Interview mit Stefan Blanck
Datum: 13.08.2008

Parallel zur Veröffentlichung von Drakensang erschien auch ein begleitendes Browserspiel, mit dem ersten von mehreren geplanten Abenteuern namens „Abenteuer in Ferdok“. In Zukunft ist die Veröffentlichung von weiteren DSA-Abenteuern in browserbasierter Form geplant. Wir befragten Dr. Stefan Blanck, den Geschäftsführer der Firma Chromatrix, die für das Browserspiel verantwortlich zeichnet, zu den Browserspielen, zu Drakensang und zu DSA im Allgemeinen.
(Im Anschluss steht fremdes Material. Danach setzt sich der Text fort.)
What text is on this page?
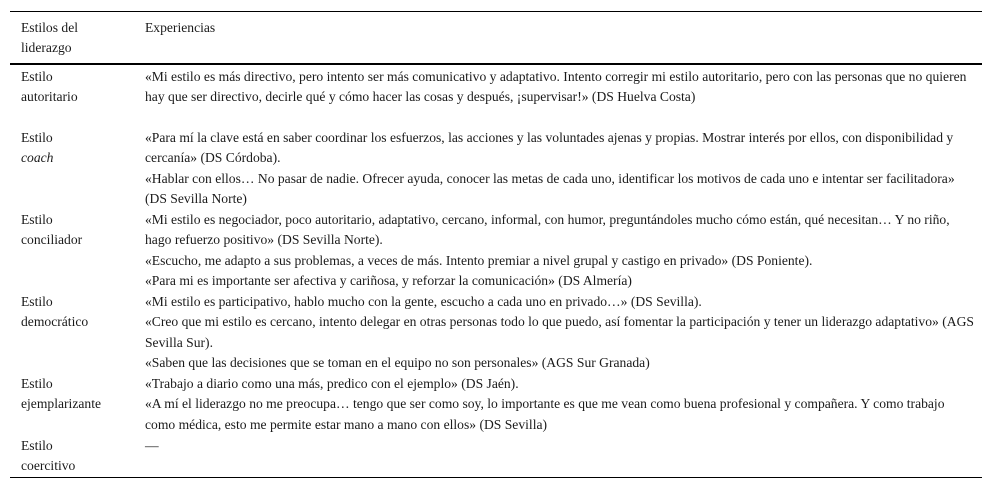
Estilos del
liderazgo
Experiencias
Estilo
autoritario
«Mi estilo es más directivo, pero intento ser más comunicativo y adaptativo. Intento corregir mi estilo autoritario, pero con las personas que no quieren hay que ser directivo, decirle qué y cómo hacer las cosas y después, ¡supervisar!» (DS Huelva Costa)
Estilo
coach
«Para mí la clave está en saber coordinar los esfuerzos, las acciones y las voluntades ajenas y propias. Mostrar interés por ellos, con disponibilidad y cercanía» (DS Córdoba).
«Hablar con ellos… No pasar de nadie. Ofrecer ayuda, conocer las metas de cada uno, identificar los motivos de cada uno e intentar ser facilitadora» (DS Sevilla Norte)
Estilo
conciliador
«Mi estilo es negociador, poco autoritario, adaptativo, cercano, informal, con humor, preguntándoles mucho cómo están, qué necesitan… Y no riño, hago refuerzo positivo» (DS Sevilla Norte).
«Escucho, me adapto a sus problemas, a veces de más. Intento premiar a nivel grupal y castigo en privado» (DS Poniente).
«Para mi es importante ser afectiva y cariñosa, y reforzar la comunicación» (DS Almería)
Estilo
democrático
«Mi estilo es participativo, hablo mucho con la gente, escucho a cada uno en privado…» (DS Sevilla).
«Creo que mi estilo es cercano, intento delegar en otras personas todo lo que puedo, así fomentar la participación y tener un liderazgo adaptativo» (AGS Sevilla Sur).
«Saben que las decisiones que se toman en el equipo no son personales» (AGS Sur Granada)
Estilo
ejemplarizante
«Trabajo a diario como una más, predico con el ejemplo» (DS Jaén).
«A mí el liderazgo no me preocupa… tengo que ser como soy, lo importante es que me vean como buena profesional y compañera. Y como trabajo como médica, esto me permite estar mano a mano con ellos» (DS Sevilla)
Estilo
coercitivo
—
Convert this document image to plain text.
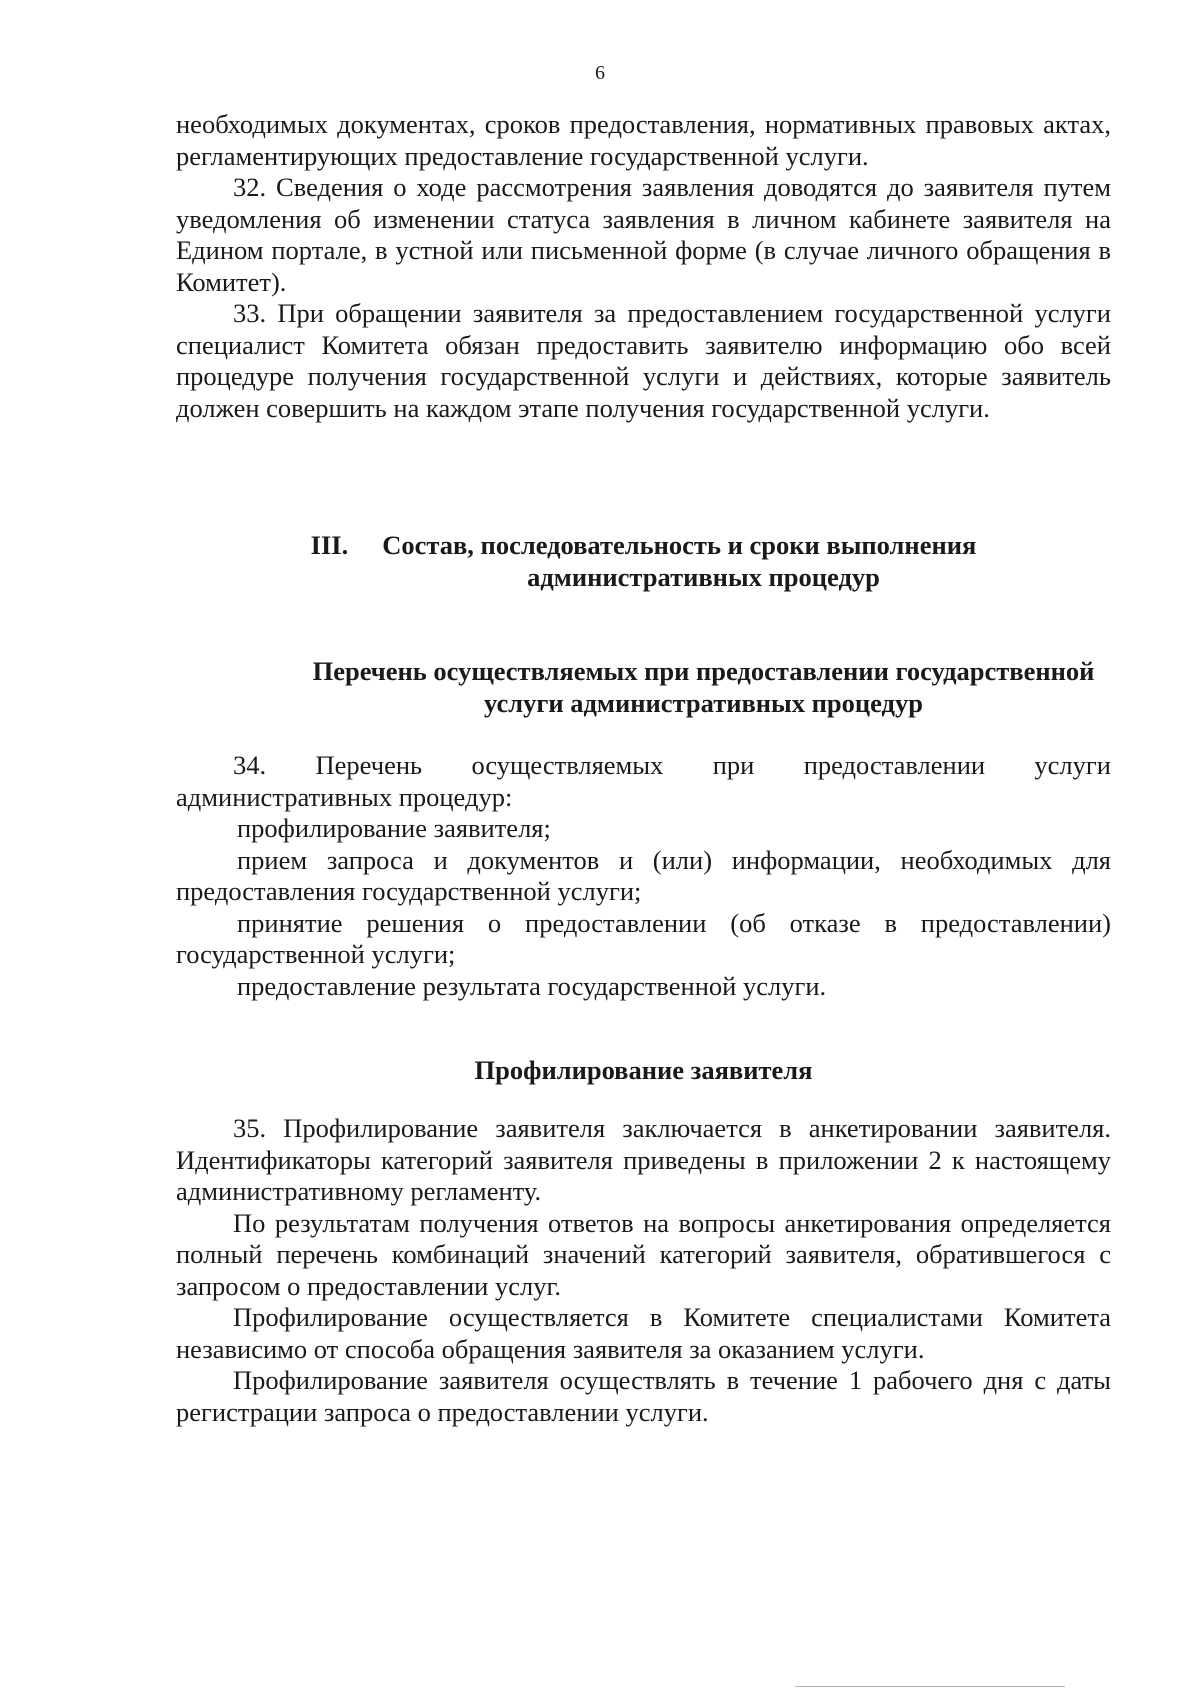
6

необходимых документах, сроков предоставления, нормативных правовых актах, регламентирующих предоставление государственной услуги.

32. Сведения о ходе рассмотрения заявления доводятся до заявителя путем уведомления об изменении статуса заявления в личном кабинете заявителя на Едином портале, в устной или письменной форме (в случае личного обращения в Комитет).

33. При обращении заявителя за предоставлением государственной услуги специалист Комитета обязан предоставить заявителю информацию обо всей процедуре получения государственной услуги и действиях, которые заявитель должен совершить на каждом этапе получения государственной услуги.

III. Состав, последовательность и сроки выполнения
административных процедур
Перечень осуществляемых при предоставлении государственной
услуги административных процедур
34. Перечень осуществляемых при предоставлении услуги
административных процедур:

профилирование заявителя;

прием запроса и документов и (или) информации, необходимых для предоставления государственной услуги;

принятие решения о предоставлении (об отказе в предоставлении) государственной услуги;

предоставление результата государственной услуги.

Профилирование заявителя

35. Профилирование заявителя заключается в анкетировании заявителя. Идентификаторы категорий заявителя приведены в приложении 2 к настоящему административному регламенту.

По результатам получения ответов на вопросы анкетирования определяется полный перечень комбинаций значений категорий заявителя, обратившегося с запросом о предоставлении услуг.

Профилирование осуществляется в Комитете специалистами Комитета независимо от способа обращения заявителя за оказанием услуги.

Профилирование заявителя осуществлять в течение 1 рабочего дня с даты регистрации запроса о предоставлении услуги.
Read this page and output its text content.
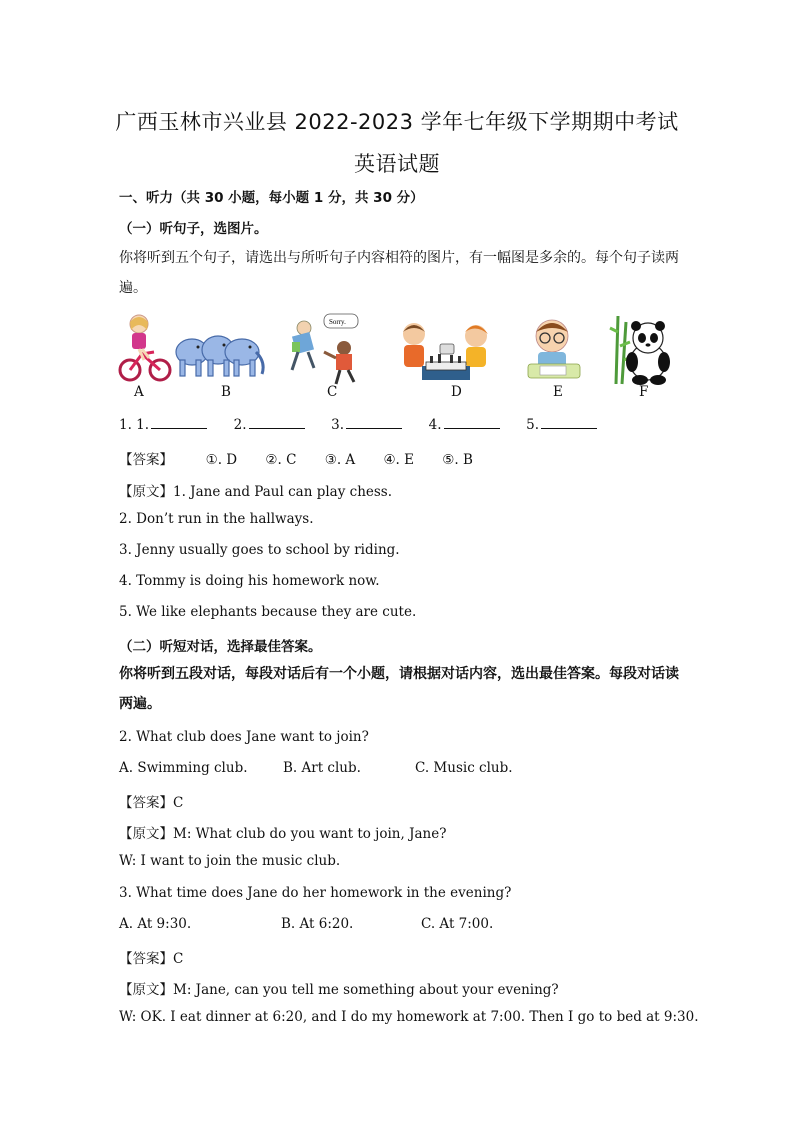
广西玉林市兴业县 2022-2023 学年七年级下学期期中考试
英语试题
一、听力（共 30 小题，每小题 1 分，共 30 分）
（一）听句子，选图片。
你将听到五个句子，请选出与所听句子内容相符的图片，有一幅图是多余的。每个句子读两遍。
Sorry.
A	B	C	D	E	F
1. 1.	2.	3.	4.	5.
【答案】 ①. D ②. C ③. A ④. E ⑤. B
【原文】1. Jane and Paul can play chess.
2. Don’t run in the hallways.
3. Jenny usually goes to school by riding.
4. Tommy is doing his homework now.
5. We like elephants because they are cute.
（二）听短对话，选择最佳答案。
你将听到五段对话，每段对话后有一个小题，请根据对话内容，选出最佳答案。每段对话读两遍。
2. What club does Jane want to join?
A. Swimming club.	B. Art club.	C. Music club.
【答案】C
【原文】M: What club do you want to join, Jane?
W: I want to join the music club.
3. What time does Jane do her homework in the evening?
A. At 9:30.	B. At 6:20.	C. At 7:00.
【答案】C
【原文】M: Jane, can you tell me something about your evening?
W: OK. I eat dinner at 6:20, and I do my homework at 7:00. Then I go to bed at 9:30.
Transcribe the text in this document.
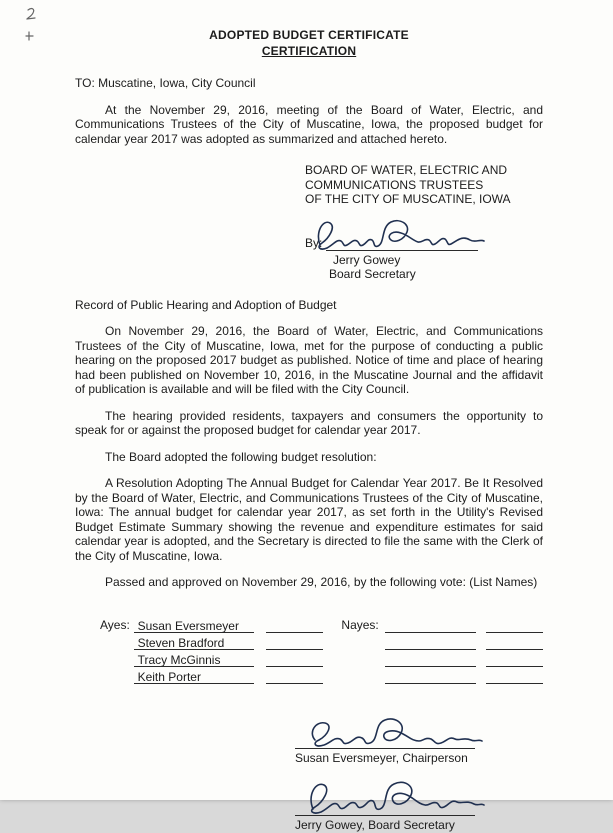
ADOPTED BUDGET CERTIFICATE
CERTIFICATION
TO: Muscatine, Iowa, City Council

At the November 29, 2016, meeting of the Board of Water, Electric, and Communications Trustees of the City of Muscatine, Iowa, the proposed budget for calendar year 2017 was adopted as summarized and attached hereto.

BOARD OF WATER, ELECTRIC AND
COMMUNICATIONS TRUSTEES
OF THE CITY OF MUSCATINE, IOWA
By:
Jerry Gowey
Board Secretary
Record of Public Hearing and Adoption of Budget

On November 29, 2016, the Board of Water, Electric, and Communications Trustees of the City of Muscatine, Iowa, met for the purpose of conducting a public hearing on the proposed 2017 budget as published. Notice of time and place of hearing had been published on November 10, 2016, in the Muscatine Journal and the affidavit of publication is available and will be filed with the City Council.

The hearing provided residents, taxpayers and consumers the opportunity to speak for or against the proposed budget for calendar year 2017.

The Board adopted the following budget resolution:

A Resolution Adopting The Annual Budget for Calendar Year 2017. Be It Resolved by the Board of Water, Electric, and Communications Trustees of the City of Muscatine, Iowa: The annual budget for calendar year 2017, as set forth in the Utility's Revised Budget Estimate Summary showing the revenue and expenditure estimates for said calendar year is adopted, and the Secretary is directed to file the same with the Clerk of the City of Muscatine, Iowa.

Passed and approved on November 29, 2016, by the following vote: (List Names)

Ayes: Susan Eversmeyer	Nayes:
Steven Bradford
Tracy McGinnis
Keith Porter
Susan Eversmeyer, Chairperson
Jerry Gowey, Board Secretary
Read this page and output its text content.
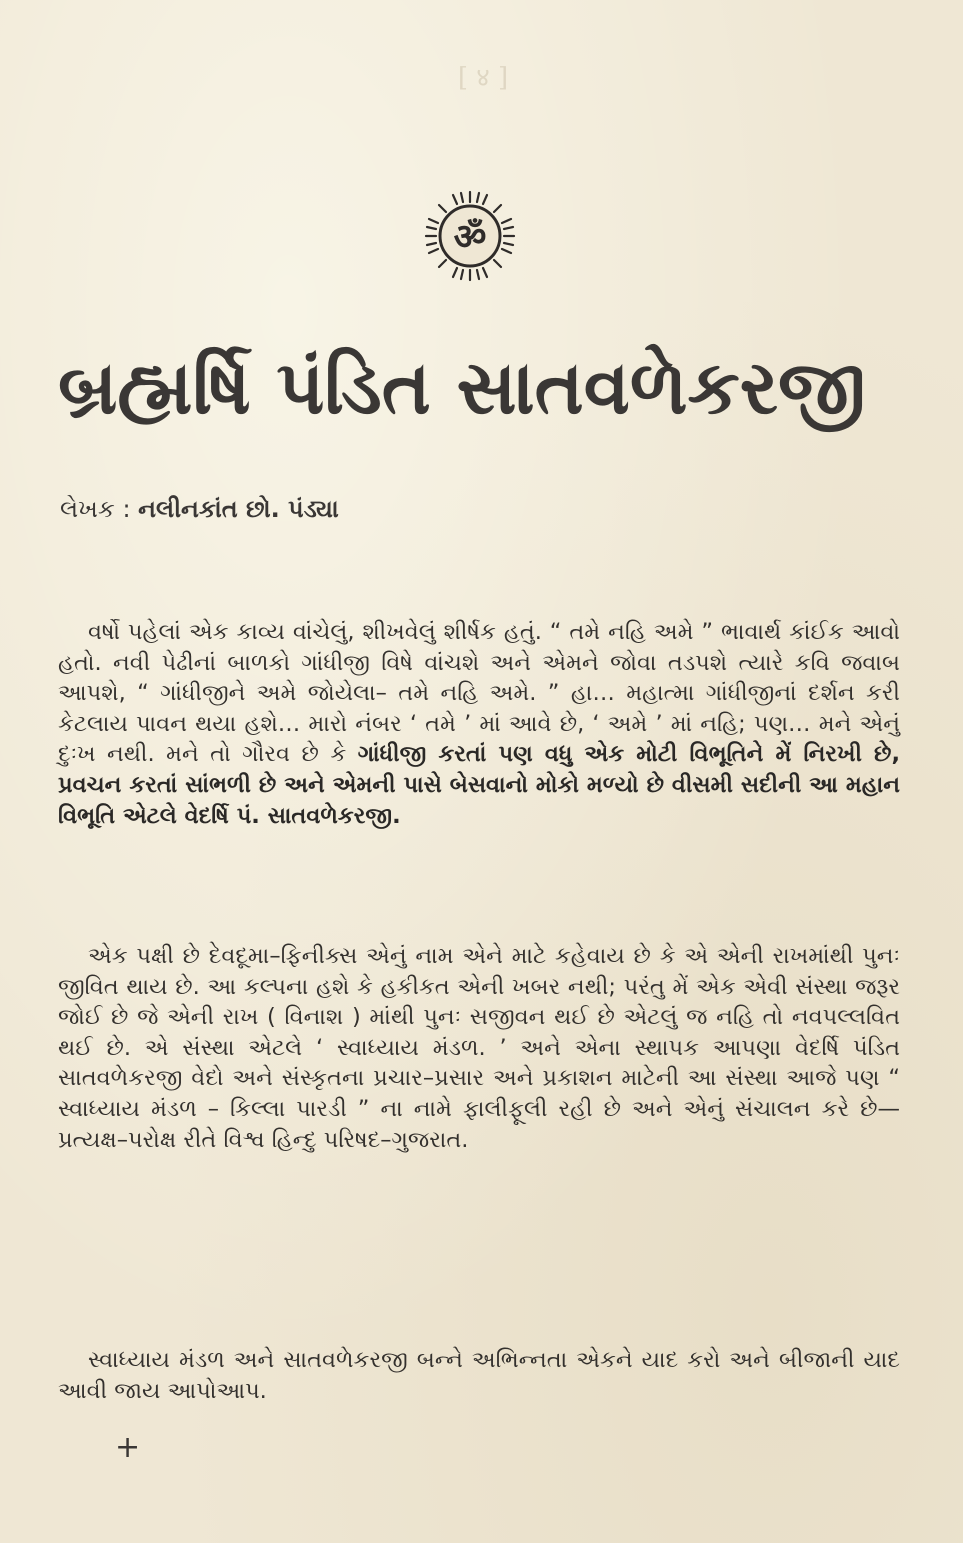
[ ४ ]
ॐ
બ્રહ્મર્ષિ પંડિત સાતવળેકરજી
લેખક : નલીનકાંત છો. પંડ્યા
વર્ષો પહેલાં એક કાવ્ય વાંચેલું, શીખવેલું શીર્ષક હતું. “ તમે નહિ અમે ” ભાવાર્થ કાંઈક આવો હતો. નવી પેઢીનાં બાળકો ગાંધીજી વિષે વાંચશે અને એમને જોવા તડપશે ત્યારે કવિ જવાબ આપશે, “ ગાંધીજીને અમે જોયેલા– તમે નહિ અમે. ” હા… મહાત્મા ગાંધીજીનાં દર્શન કરી કેટલાય પાવન થયા હશે… મારો નંબર ‘ તમે ’ માં આવે છે, ‘ અમે ’ માં નહિ; પણ… મને એનું દુઃખ નથી. મને તો ગૌરવ છે કે ગાંધીજી કરતાં પણ વધુ એક મોટી વિભૂતિને મેં નિરખી છે, પ્રવચન કરતાં સાંભળી છે અને એમની પાસે બેસવાનો મોકો મળ્યો છે વીસમી સદીની આ મહાન વિભૂતિ એટલે વેદર્ષિ પં. સાતવળેકરજી.
એક પક્ષી છે દેવદૂમા–ફિનીક્સ એનું નામ એને માટે કહેવાય છે કે એ એની રાખમાંથી પુનઃ જીવિત થાય છે. આ કલ્પના હશે કે હકીકત એની ખબર નથી; પરંતુ મેં એક એવી સંસ્થા જરૂર જોઈ છે જે એની રાખ ( વિનાશ ) માંથી પુનઃ સજીવન થઈ છે એટલું જ નહિ તો નવપલ્લવિત થઈ છે. એ સંસ્થા એટલે ‘ સ્વાધ્યાય મંડળ. ’ અને એના સ્થાપક આપણા વેદર્ષિ પંડિત સાતવળેકરજી વેદો અને સંસ્કૃતના પ્રચાર–પ્રસાર અને પ્રકાશન માટેની આ સંસ્થા આજે પણ “ સ્વાધ્યાય મંડળ – કિલ્લા પારડી ” ના નામે ફાલીફૂલી રહી છે અને એનું સંચાલન કરે છે— પ્રત્યક્ષ–પરોક્ષ રીતે વિશ્વ હિન્દુ પરિષદ–ગુજરાત.
સ્વાધ્યાય મંડળ અને સાતવળેકરજી બન્ને અભિન્નતા એકને યાદ કરો અને બીજાની યાદ આવી જાય આપોઆપ.
+
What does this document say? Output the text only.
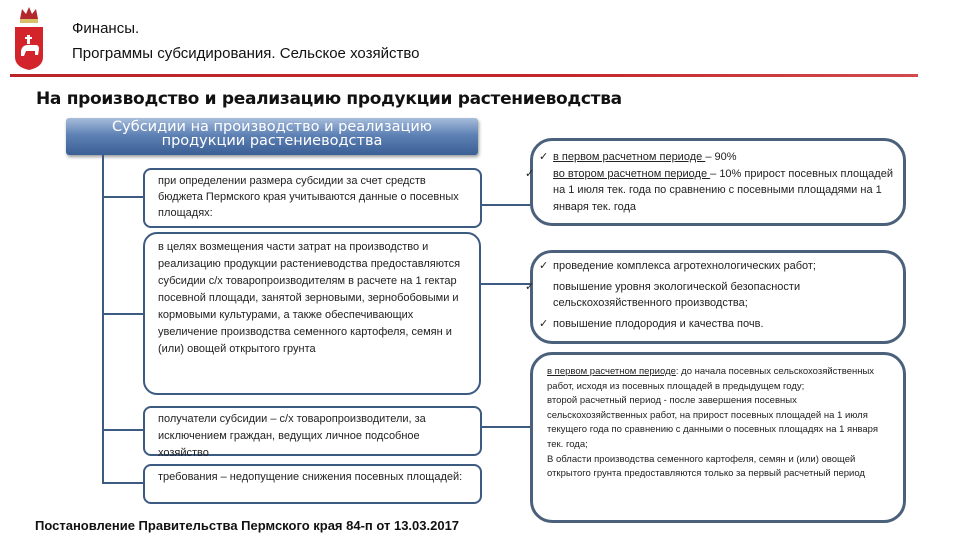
Финансы.
Программы субсидирования. Сельское хозяйство
На производство и реализацию продукции растениеводства
Субсидии на производство и реализацию
продукции растениеводства
при определении размера субсидии за счет средств бюджета Пермского края учитываются данные о посевных площадях:
в целях возмещения части затрат на производство и реализацию продукции растениеводства предоставляются субсидии с/х товаропроизводителям в расчете на 1 гектар посевной площади, занятой зерновыми, зернобобовыми и кормовыми культурами, а также обеспечивающих увеличение производства семенного картофеля, семян и (или) овощей открытого грунта
получатели субсидии – с/х товаропроизводители, за исключением граждан, ведущих личное подсобное хозяйство
требования – недопущение снижения посевных площадей:
✓ в первом расчетном периоде – 90%
✓ во втором расчетном периоде – 10% прирост посевных площадей на 1 июля тек. года по сравнению с посевными площадями на 1 января тек. года
✓ проведение комплекса агротехнологических работ;
✓ повышение уровня экологической безопасности сельскохозяйственного производства;
✓ повышение плодородия и качества почв.
в первом расчетном периоде: до начала посевных сельскохозяйственных работ, исходя из посевных площадей в предыдущем году;
второй расчетный период - после завершения посевных сельскохозяйственных работ, на прирост посевных площадей на 1 июля текущего года по сравнению с данными о посевных площадях на 1 января тек. года;
В области производства семенного картофеля, семян и (или) овощей открытого грунта предоставляются только за первый расчетный период
Постановление Правительства Пермского края 84-п от 13.03.2017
Chromatrix hält die Rechte an Softwareumsetzungen für DSA-Abenteuer und hat somit auch direkt mit Radon Labs und deren PC-Umsetzung zu tun gehabt.


WoD: Hallo, kannst Du Dich bitte kurz denjenigen Lesern vorstellen, denen Dein Name im Zusammenhang mit DSA noch nichts sagt.

Stefan Blanck: Vorweg ein Hallo an die Leser. Ich begann 1988 DSA zu spielen und war unmittelbar von den Abenteuern und den Möglichkeiten eines Pen&Paper-Rollenspiels gefesselt. Tatsächlich ist es so, dass ich schon zuvor diverse Rollenspiele am Computer spielte, z. B. Bard’s Tale, Wizardry, Wasteland und vor allem das überragende Dungeon Master. Aber die unbegrenzte fantastische Spielwelt von DSA zog mich und meine Freunde sofort in ihren Bann.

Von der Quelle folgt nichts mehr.